Il vero presupposto della nostra origine è quindi lo sviluppo del Bipedismo, la facoltà di restare in piedi eretti su sé stessi ed utilizzare le mani, gli arti rimasti liberi, per fare altro dal semplice spostarsi. I primi esemplari, anche documentati dal ritrovamento di alcuni fossili, sono gli Australopithecus che risalgono a circa quattro milioni di anni fa; gli Australopithecus, e specie affini, si diversificarono e adattarono progressivamente in vaste aree del continente africano. Possiamo figurarceli un po’ come degli scimpanzé, comunque bassini, incurvati e pelosi. Il passo successivo sarà la conquista graduale della postura eretta e dell’allargamento della scatola cranica, requisiti necessari per il grande salto evolutivo. Esemplari di uomini dal cervello relativamente piccolo ma dalle gambe buone, con in mano una prima rozza dotazione di utensili, risalgono a circa un milione e mezzo di anni fa (non più solo sul territorio africano, ma disseminati anche nel Vicino e Medio Oriente, in certe aree dell’Asia e dell’Europa); l’adattamento alle diverse tipologie climatiche ha discriminato caratteristiche confluite poi in specie distinte (si pensi ai Neanderthal). Gli homo sapiens propriamente detti cominciarono a profilarsi solo all’incirca 200mila anni fa, prima in Africa e poi in altri territori.
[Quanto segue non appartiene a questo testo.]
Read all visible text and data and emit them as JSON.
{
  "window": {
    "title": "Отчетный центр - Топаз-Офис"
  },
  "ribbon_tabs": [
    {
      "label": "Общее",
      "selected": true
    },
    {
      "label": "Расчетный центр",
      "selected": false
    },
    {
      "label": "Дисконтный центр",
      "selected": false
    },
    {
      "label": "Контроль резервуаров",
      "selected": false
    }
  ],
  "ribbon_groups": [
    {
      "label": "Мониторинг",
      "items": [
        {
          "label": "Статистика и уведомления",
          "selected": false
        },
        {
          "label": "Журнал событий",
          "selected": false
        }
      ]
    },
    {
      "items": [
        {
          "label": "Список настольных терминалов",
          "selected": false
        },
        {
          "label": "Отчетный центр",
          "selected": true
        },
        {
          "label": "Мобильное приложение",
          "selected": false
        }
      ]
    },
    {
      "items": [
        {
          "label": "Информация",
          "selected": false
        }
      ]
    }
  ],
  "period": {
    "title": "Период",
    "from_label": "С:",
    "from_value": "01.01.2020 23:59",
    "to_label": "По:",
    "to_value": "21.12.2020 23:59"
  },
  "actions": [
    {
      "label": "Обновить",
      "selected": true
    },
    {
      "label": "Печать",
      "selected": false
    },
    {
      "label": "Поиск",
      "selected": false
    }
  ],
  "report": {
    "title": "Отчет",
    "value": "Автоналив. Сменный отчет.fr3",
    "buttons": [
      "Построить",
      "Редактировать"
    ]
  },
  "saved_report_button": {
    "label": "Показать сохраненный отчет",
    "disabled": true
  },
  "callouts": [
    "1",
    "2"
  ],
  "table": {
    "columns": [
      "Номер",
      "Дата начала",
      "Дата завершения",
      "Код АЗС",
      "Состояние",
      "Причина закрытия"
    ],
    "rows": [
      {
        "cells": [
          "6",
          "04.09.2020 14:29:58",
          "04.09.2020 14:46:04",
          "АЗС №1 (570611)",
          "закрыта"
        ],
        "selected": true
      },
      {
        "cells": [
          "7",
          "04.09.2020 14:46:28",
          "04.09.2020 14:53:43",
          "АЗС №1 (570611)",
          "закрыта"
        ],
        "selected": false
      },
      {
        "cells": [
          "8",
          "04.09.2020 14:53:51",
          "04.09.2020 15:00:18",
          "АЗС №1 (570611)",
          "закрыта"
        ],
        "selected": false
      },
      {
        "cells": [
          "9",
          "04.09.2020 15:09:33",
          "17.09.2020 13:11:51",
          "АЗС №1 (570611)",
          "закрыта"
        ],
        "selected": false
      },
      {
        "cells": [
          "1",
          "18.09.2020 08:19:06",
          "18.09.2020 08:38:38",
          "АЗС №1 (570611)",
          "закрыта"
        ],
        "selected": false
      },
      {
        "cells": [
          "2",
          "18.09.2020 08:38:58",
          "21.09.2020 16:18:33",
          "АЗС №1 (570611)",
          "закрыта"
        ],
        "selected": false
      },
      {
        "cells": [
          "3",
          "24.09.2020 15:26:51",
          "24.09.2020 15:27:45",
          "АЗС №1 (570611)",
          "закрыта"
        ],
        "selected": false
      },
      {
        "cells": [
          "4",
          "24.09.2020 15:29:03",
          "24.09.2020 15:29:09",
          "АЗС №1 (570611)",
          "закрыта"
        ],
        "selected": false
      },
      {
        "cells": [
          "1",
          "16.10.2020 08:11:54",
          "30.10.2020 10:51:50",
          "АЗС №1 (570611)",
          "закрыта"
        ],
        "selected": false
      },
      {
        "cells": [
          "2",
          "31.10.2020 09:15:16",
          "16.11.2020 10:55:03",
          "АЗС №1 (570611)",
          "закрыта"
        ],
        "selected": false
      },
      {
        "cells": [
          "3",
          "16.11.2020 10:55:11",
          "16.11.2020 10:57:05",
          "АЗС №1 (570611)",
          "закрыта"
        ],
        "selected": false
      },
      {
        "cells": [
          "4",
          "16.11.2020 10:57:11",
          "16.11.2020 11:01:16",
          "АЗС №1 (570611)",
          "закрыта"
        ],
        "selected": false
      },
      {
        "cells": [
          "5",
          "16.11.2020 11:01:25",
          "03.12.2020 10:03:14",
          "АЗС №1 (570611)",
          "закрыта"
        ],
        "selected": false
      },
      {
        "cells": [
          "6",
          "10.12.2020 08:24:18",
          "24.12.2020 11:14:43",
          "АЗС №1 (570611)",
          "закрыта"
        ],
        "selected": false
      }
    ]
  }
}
Certo le scimmie rappresentano un presupposto necessario essendo le mani una caratteristica di ogni primate, ma ciò non significa che la nostra evoluzione abbia un contatto diretto con loro, un filo rosso che collega la nostra realtà a quella di altre evoluzioni di specie. Dunque quando si guarda al ‘mondo delle scimmie’, dei primati, più che ritenerle come una delle tappe evolutive, o meglio l’inizio stesso dell’evoluzione, bisogna guardarle come ad un necessario presupposto, un preludio, ma non l‘anello mancante‘, perchè la storia evolutiva non è, ancora una volta, una sequenza lineare.
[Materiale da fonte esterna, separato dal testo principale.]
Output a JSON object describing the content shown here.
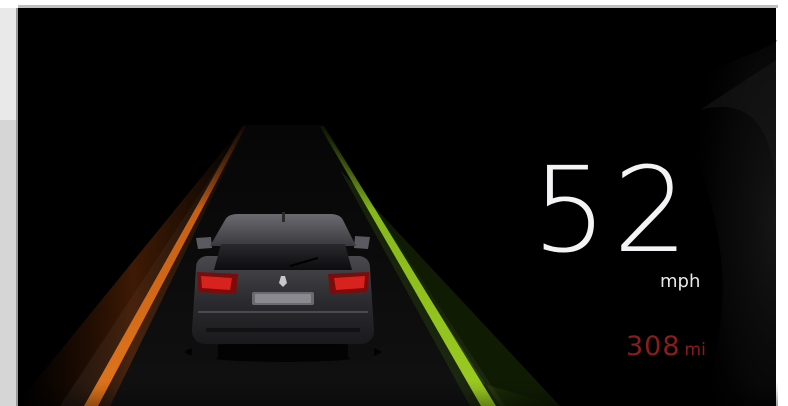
{
  "cluster": {
    "speed": "52",
    "speed_unit": "mph",
    "range_value": "308",
    "range_unit": "mi"
  },
  "icons": {
    "vehicle": "car-rear-view-icon",
    "lane_left": "lane-marking-left-icon",
    "lane_right": "lane-marking-right-icon"
  },
  "colors": {
    "background": "#000000",
    "lane_left": "#d9701a",
    "lane_right": "#8fc21c",
    "speed_text": "#f4f4f6",
    "range_text": "#8c1c1c"
  }
}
Rimane, e rimarrà probabilmente per molto tempo ancora, l’interrogativo della scienza su quali cause hanno permesso  a scimmie antropomorfe del tardo Miocene di acquisire caratteristiche che faranno da preludio poi all’origine dell’uomo, come il bipedismo e la facoltà di utilizzare le mani, ma ritenere che queste siano coloro da cui poi deriva il ‘bipedismo’ come tale, è ancora una volta un errore. La scienza dimostra infatti che il bipedismo è stato acquisito dalle specie più volte e da più forme, non sempre in relazione diretta con quelli che sarebbero poi i nostri antenati; si pensi ad esempio ai Lemuri, scimmie tutt’ora residenti nel Madagascar, che stanno tranquillamente in posizione eretta, e che da un punto di vista evoluzionistico rappresentano persino un antenato delle scimmie, ma non per questo si ritiene che i Lemuri siano all’origine dell’uomo.
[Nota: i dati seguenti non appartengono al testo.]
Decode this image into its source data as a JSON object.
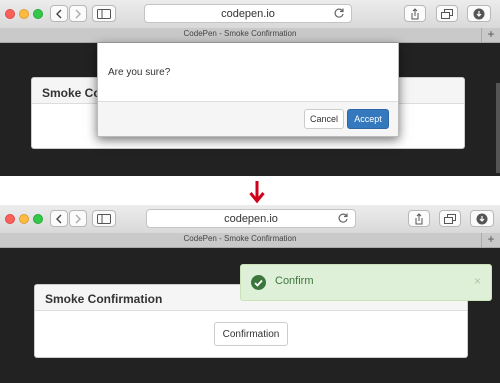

Il genere Homo, dunque, è anch’esso un groviglio, una selva, un cespuglio costituito da rametti ognuno dei quali indipendente dall’altro; cosa ci abbia realmente favoriti rispetto ad altre specie è difficile dirlo, combinazioni fortunate senz’altro, sempre ammesso poi che si possa considerare una fortuna essere uomini, ma questa è un’altra storia.